Unified theory of quantum phase transitions in quantum dots with gapped host bands

TL;DR

This paper develops a unified theoretical framework for understanding quantum phase transitions in quantum dots coupled to gapped host bands, revealing the existence of distinct singlet and doublet ground states and their experimental implications.

Contribution

It introduces a novel approach using numerical renormalization group techniques to analyze quantum dots with gapped spectral densities, bridging the gap with superconducting systems.

Findings

Existence of two distinct phases: singlet (0 phase) and doublet (π phase).

Subgap spectral features can leak into the continuum for smoothed gap edges.

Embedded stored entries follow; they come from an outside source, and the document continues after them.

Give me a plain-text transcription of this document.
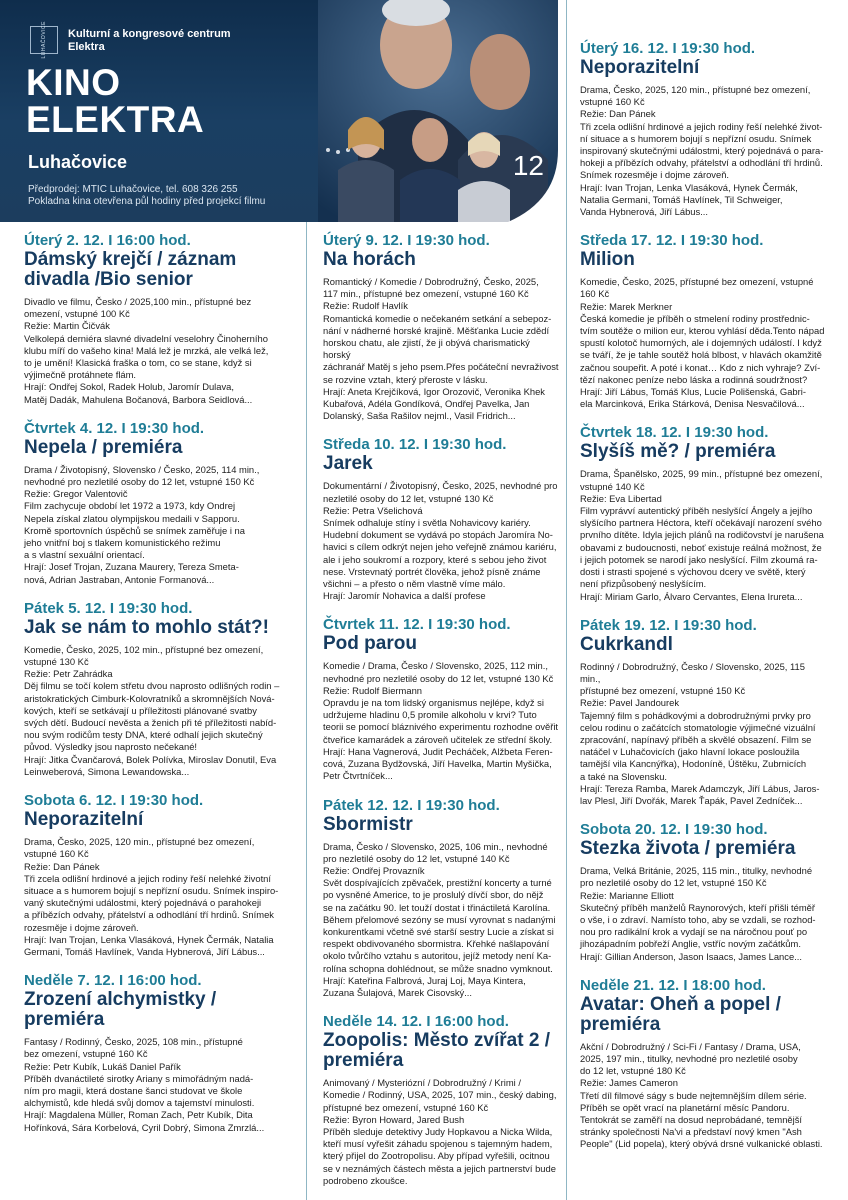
LUHAČOVICE Kulturní a kongresové centrum Elektra
KINO
ELEKTRA
Luhačovice
Předprodej: MTIC Luhačovice, tel. 608 326 255
Pokladna kina otevřena půl hodiny před projekcí filmu
12
Úterý 2. 12. I 16:00 hod.
Dámský krejčí / záznam divadla /Bio senior
Divadlo ve filmu, Česko / 2025,100 min., přístupné bez
omezení, vstupné 100 Kč
Režie: Martin Čičvák
Velkolepá derniéra slavné divadelní veselohry Činoherního
klubu míří do vašeho kina! Malá lež je mrzká, ale velká lež,
to je umění! Klasická fraška o tom, co se stane, když si
výjimečně protáhnete flám.
Hrají: Ondřej Sokol, Radek Holub, Jaromír Dulava,
Matěj Dadák, Mahulena Bočanová, Barbora Seidlová...
Čtvrtek 4. 12. I 19:30 hod.
Nepela / premiéra
Drama / Životopisný, Slovensko / Česko, 2025, 114 min.,
nevhodné pro nezletilé osoby do 12 let, vstupné 150 Kč
Režie: Gregor Valentovič
Film zachycuje období let 1972 a 1973, kdy Ondrej
Nepela získal zlatou olympijskou medaili v Sapporu.
Kromě sportovních úspěchů se snímek zaměřuje i na
jeho vnitřní boj s tlakem komunistického režimu
a s vlastní sexuální orientací.
Hrají: Josef Trojan, Zuzana Maurery, Tereza Smeta-
nová, Adrian Jastraban, Antonie Formanová...
Pátek 5. 12. I 19:30 hod.
Jak se nám to mohlo stát?!
Komedie, Česko, 2025, 102 min., přístupné bez omezení,
vstupné 130 Kč
Režie: Petr Zahrádka
Děj filmu se točí kolem střetu dvou naprosto odlišných rodin –
aristokratických Cimburk-Kolovratníků a skromnějších Nová-
kových, kteří se setkávají u příležitosti plánované svatby
svých dětí. Budoucí nevěsta a ženich při té příležitosti nabíd-
nou svým rodičům testy DNA, které odhalí jejich skutečný
původ. Výsledky jsou naprosto nečekané!
Hrají: Jitka Čvančarová, Bolek Polívka, Miroslav Donutil, Eva
Leinweberová, Simona Lewandowska...
Sobota 6. 12. I 19:30 hod.
Neporazitelní
Drama, Česko, 2025, 120 min., přístupné bez omezení,
vstupné 160 Kč
Režie: Dan Pánek
Tři zcela odlišní hrdinové a jejich rodiny řeší nelehké životní
situace a s humorem bojují s nepřízní osudu. Snímek inspiro-
vaný skutečnými událostmi, který pojednává o parahokeji
a příbězích odvahy, přátelství a odhodlání tří hrdinů. Snímek
rozesměje i dojme zároveň.
Hrají: Ivan Trojan, Lenka Vlasáková, Hynek Čermák, Natalia
Germani, Tomáš Havlínek, Vanda Hybnerová, Jiří Lábus...
Neděle 7. 12. I 16:00 hod.
Zrození alchymistky / premiéra
Fantasy / Rodinný, Česko, 2025, 108 min., přístupné
bez omezení, vstupné 160 Kč
Režie: Petr Kubík, Lukáš Daniel Pařík
Příběh dvanáctileté sirotky Ariany s mimořádným nadá-
ním pro magii, která dostane šanci studovat ve škole
alchymistů, kde hledá svůj domov a tajemství minulosti.
Hrají: Magdalena Müller, Roman Zach, Petr Kubík, Dita
Hořínková, Sára Korbelová, Cyril Dobrý, Simona Zmrzlá...
Úterý 9. 12. I 19:30 hod.
Na horách
Romantický / Komedie / Dobrodružný, Česko, 2025,
117 min., přístupné bez omezení, vstupné 160 Kč
Režie: Rudolf Havlík
Romantická komedie o nečekaném setkání a sebepoz-
nání v nádherné horské krajině. Měšťanka Lucie zdědí
horskou chatu, ale zjistí, že ji obývá charismatický horský
záchranář Matěj s jeho psem.Přes počáteční nevraživost
se rozvine vztah, který přeroste v lásku.
Hrají: Aneta Krejčíková, Igor Orozovič, Veronika Khek
Kubařová, Adéla Gondíková, Ondřej Pavelka, Jan
Dolanský, Saša Rašilov nejml., Vasil Fridrich...
Středa 10. 12. I 19:30 hod.
Jarek
Dokumentární / Životopisný, Česko, 2025, nevhodné pro
nezletilé osoby do 12 let, vstupné 130 Kč
Režie: Petra Všelichová
Snímek odhaluje stíny i světla Nohavicovy kariéry.
Hudební dokument se vydává po stopách Jaromíra No-
havici s cílem odkrýt nejen jeho veřejně známou kariéru,
ale i jeho soukromí a rozpory, které s sebou jeho život
nese. Vrstevnatý portrét člověka, jehož písně známe
všichni – a přesto o něm vlastně víme málo.
Hrají: Jaromír Nohavica a další profese
Čtvrtek 11. 12. I 19:30 hod.
Pod parou
Komedie / Drama, Česko / Slovensko, 2025, 112 min.,
nevhodné pro nezletilé osoby do 12 let, vstupné 130 Kč
Režie: Rudolf Biermann
Opravdu je na tom lidský organismus nejlépe, když si
udržujeme hladinu 0,5 promile alkoholu v krvi? Tuto
teorii se pomocí bláznivého experimentu rozhodne ověřit
čtveřice kamarádek a zároveň učitelek ze střední školy.
Hrají: Hana Vagnerová, Judit Pecháček, Alžbeta Feren-
cová, Zuzana Bydžovská, Jiří Havelka, Martin Myšička,
Petr Čtvrtníček...
Pátek 12. 12. I 19:30 hod.
Sbormistr
Drama, Česko / Slovensko, 2025, 106 min., nevhodné
pro nezletilé osoby do 12 let, vstupné 140 Kč
Režie: Ondřej Provazník
Svět dospívajících zpěvaček, prestižní koncerty a turné
po vysněné Americe, to je proslulý dívčí sbor, do nějž
se na začátku 90. let touží dostat i třináctiletá Karolína.
Během přelomové sezóny se musí vyrovnat s nadanými
konkurentkami včetně své starší sestry Lucie a získat si
respekt obdivovaného sbormistra. Křehké našlapování
okolo tvůrčího vztahu s autoritou, jejíž metody není Ka-
rolína schopna dohlédnout, se může snadno vymknout.
Hrají: Kateřina Falbrová, Juraj Loj, Maya Kintera,
Zuzana Šulajová, Marek Cisovský...
Neděle 14. 12. I 16:00 hod.
Zoopolis: Město zvířat 2 / premiéra
Animovaný / Mysteriózní / Dobrodružný / Krimi /
Komedie / Rodinný, USA, 2025, 107 min., český dabing,
přístupné bez omezení, vstupné 160 Kč
Režie: Byron Howard, Jared Bush
Příběh sleduje detektivy Judy Hopkavou a Nicka Wilda,
kteří musí vyřešit záhadu spojenou s tajemným hadem,
který přijel do Zootropolisu. Aby případ vyřešili, ocitnou
se v neznámých částech města a jejich partnerství bude
podrobeno zkoušce.
Úterý 16. 12. I 19:30 hod.
Neporazitelní
Drama, Česko, 2025, 120 min., přístupné bez omezení,
vstupné 160 Kč
Režie: Dan Pánek
Tři zcela odlišní hrdinové a jejich rodiny řeší nelehké život-
ní situace a s humorem bojují s nepřízní osudu. Snímek
inspirovaný skutečnými událostmi, který pojednává o para-
hokeji a příbězích odvahy, přátelství a odhodlání tří hrdinů.
Snímek rozesměje i dojme zároveň.
Hrají: Ivan Trojan, Lenka Vlasáková, Hynek Čermák,
Natalia Germani, Tomáš Havlínek, Til Schweiger,
Vanda Hybnerová, Jiří Lábus...
Středa 17. 12. I 19:30 hod.
Milion
Komedie, Česko, 2025, přístupné bez omezení, vstupné
160 Kč
Režie: Marek Merkner
Česká komedie je příběh o stmelení rodiny prostřednic-
tvím soutěže o milion eur, kterou vyhlásí děda.Tento nápad
spustí kolotoč humorných, ale i dojemných událostí. I když
se tváří, že je tahle soutěž holá blbost, v hlavách okamžitě
začnou soupeřit. A poté i konat… Kdo z nich vyhraje? Zví-
tězí nakonec peníze nebo láska a rodinná soudržnost?
Hrají: Jiří Lábus, Tomáš Klus, Lucie Polišenská, Gabri-
ela Marcinková, Erika Stárková, Denisa Nesvačilová...
Čtvrtek 18. 12. I 19:30 hod.
Slyšíš mě? / premiéra
Drama, Španělsko, 2025, 99 min., přístupné bez omezení,
vstupné 140 Kč
Režie: Eva Libertad
Film vyprávví autentický příběh neslyšící Ángely a jejího
slyšícího partnera Héctora, kteří očekávají narození svého
prvního dítěte. Idyla jejich plánů na rodičovství je narušena
obavami z budoucnosti, neboť existuje reálná možnost, že
i jejich potomek se narodí jako neslyšící. Film zkoumá ra-
dosti i strasti spojené s výchovou dcery ve světě, který
není přizpůsobený neslyšícím.
Hrají: Miriam Garlo, Álvaro Cervantes, Elena Irureta...
Pátek 19. 12. I 19:30 hod.
Cukrkandl
Rodinný / Dobrodružný, Česko / Slovensko, 2025, 115 min.,
přístupné bez omezení, vstupné 150 Kč
Režie: Pavel Jandourek
Tajemný film s pohádkovými a dobrodružnými prvky pro
celou rodinu o začátcích stomatologie výjimečné vizuální
zpracování, napínavý příběh a skvělé obsazení. Film se
natáčel v Luhačovicích (jako hlavní lokace posloužila
tamější vila Kancnýřka), Hodoníně, Úštěku, Zubrnicích
a také na Slovensku.
Hrají: Tereza Ramba, Marek Adamczyk, Jiří Lábus, Jaros-
lav Plesl, Jiří Dvořák, Marek Ťapák, Pavel Zedníček...
Sobota 20. 12. I 19:30 hod.
Stezka života / premiéra
Drama, Velká Británie, 2025, 115 min., titulky, nevhodné
pro nezletilé osoby do 12 let, vstupné 150 Kč
Režie: Marianne Elliott
Skutečný příběh manželů Raynorových, kteří přišli téměř
o vše, i o zdraví. Namísto toho, aby se vzdali, se rozhod-
nou pro radikální krok a vydají se na náročnou pouť po
jihozápadním pobřeží Anglie, vstříc novým začátkům.
Hrají: Gillian Anderson, Jason Isaacs, James Lance...
Neděle 21. 12. I 18:00 hod.
Avatar: Oheň a popel / premiéra
Akční / Dobrodružný / Sci-Fi / Fantasy / Drama, USA,
2025, 197 min., titulky, nevhodné pro nezletilé osoby
do 12 let, vstupné 180 Kč
Režie: James Cameron
Třetí díl filmové ságy s bude nejtemnějším dílem série.
Příběh se opět vrací na planetární měsíc Pandoru.
Tentokrát se zaměří na dosud neprobádané, temnější
stránky společnosti Na'vi a představí nový kmen "Ash
People" (Lid popela), který obývá drsné vulkanické oblasti.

Particle-hole asymmetry influences quantum phase transitions.

Abstract

We present a unified theory of quantum phase transitions for half-filled quantum dots (QDs) coupled to gapped host bands. We augment the bands by additional weakly coupled metallic lead which allows us to analyze the system by using standard numerical renormalization group techniques. The ground state properties of the systems without the additional metallic lead are then extrapolated in a controlled way from the broadened subgap spectral functions. We show that a broad class of narrow-gap-semiconductor tunneling densities of states (TDOSs) support the existence of two distinct phases known from their superconducting counterpart. Namely, $0$ phase which is marked by the singlet ground state and the $\pi$ phase regime with the doublet ground state. To keep a close analogy with the superconducting case, we focus on the influence of particle-hole asymmetry of the TDOS of the subgap spectral features. Nevertheless, we also discus the possibility of inducing singlet-doublet quantum phase transitions in experimental setups by varying the filling of the QD. In addition, for gapped TDOS functions with smoothed gap edges, we demonstrate that all subgap peaks may leak out of the gap into the continuous part of the spectrum, an effect which has no counterpart in the superconducting Anderson model.